06-22-2002, 07:12 PM
I believe you can already do DOT3 with the frame buffer.

Assuming you have render-to-texture, you can treat that texture as your frame buffer for all operations except the last. Or maybe even for the last operation, if you have a fast full-screen blit to tack on in the end :-)

ARB_backbuffer_as_texture anyone?

06-22-2002, 08:20 PM
Bah it's not the same :-)

06-23-2002, 11:42 PM
Originally posted by knackered:
Eric, I didn't mean any offense to you.
Why the agressive reply? Have you shares in nvidia plc?

I probably misinterpreted the tone of your post then. Sorry for the agressive reply http://www.opengl.org/discussion_boards/ubb/frown.gif.

And no, I haven't got any shares in NVIDIA but if they want to give me some, I am open to discussion http://www.opengl.org/discussion_boards/ubb/wink.gif.



06-26-2002, 03:58 PM
Originally posted by mcraighead:
I don't think Cg's design really "favors" NVIDIA in any way. The _profiles_ may be "dumbed down" to present hardware, but the language itself is just a programming language. It's not as though the C programming language "favors" x86, Sparc, Mips, or Alpha... and it would likely be safe to say that future profiles will support larger subsets.
- Matt

Cg is not "just" a programming language. It is a "cool" Beta toolkit for NVIDIA to gain/keep market share.

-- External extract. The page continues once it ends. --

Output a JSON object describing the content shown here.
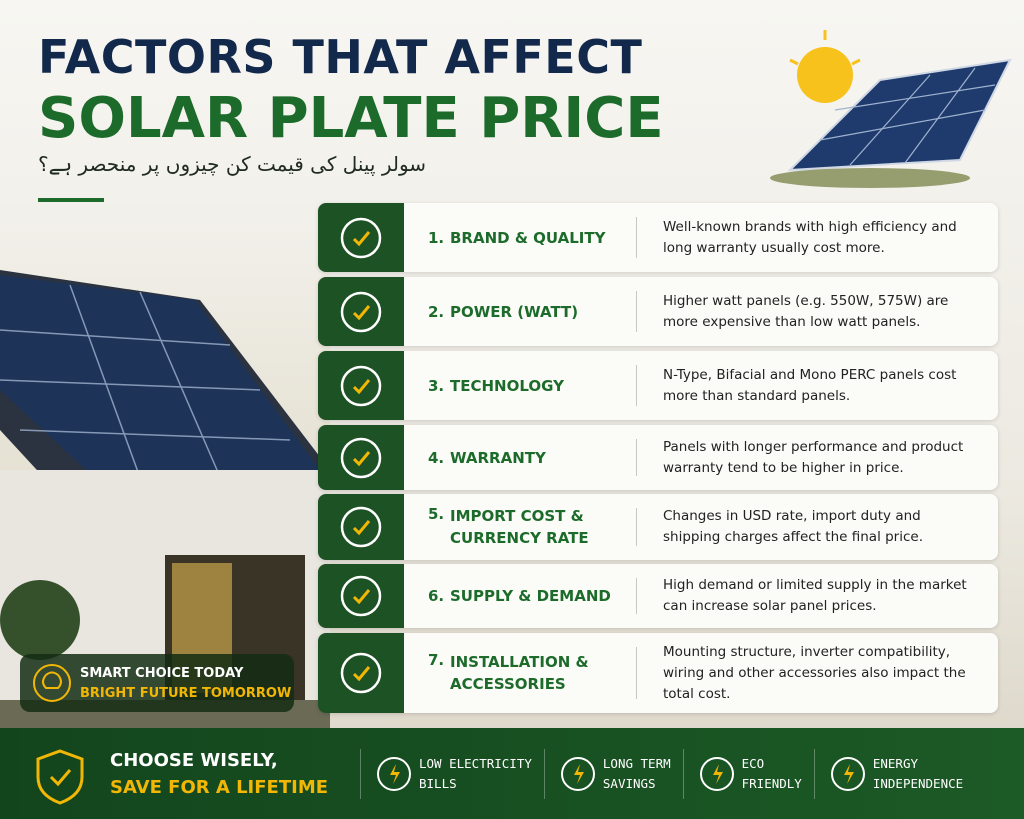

The Cg language is focussed on supporting the hardware capabilities of the nv2X and upcoming nv30: declaring that && and | | may "not (necessarily) short circuit"; many reserved keywords which I assume NVIDIA will see fit to define as and when the capability becomes available in NVIDIA hardware; etc, etc. It doesn't even have define proper control flow!

I like the idea of Cg - but not the execution. I hope this changes. For starters, control flow should be already defined as per the OGL2 shading language (which has a much cleaner language spec than the current Cg spec). The same goes for expressions which create side-effects.

Basically, any feature of a program that is not supported by the target you are compiling for should be disabled via the Profile - not via the language specification!

This combination of a GOOD language definition plus Profiles would be much more attractive.

For "just" a programming language I give it a C+. I know you could do much better it you had the will.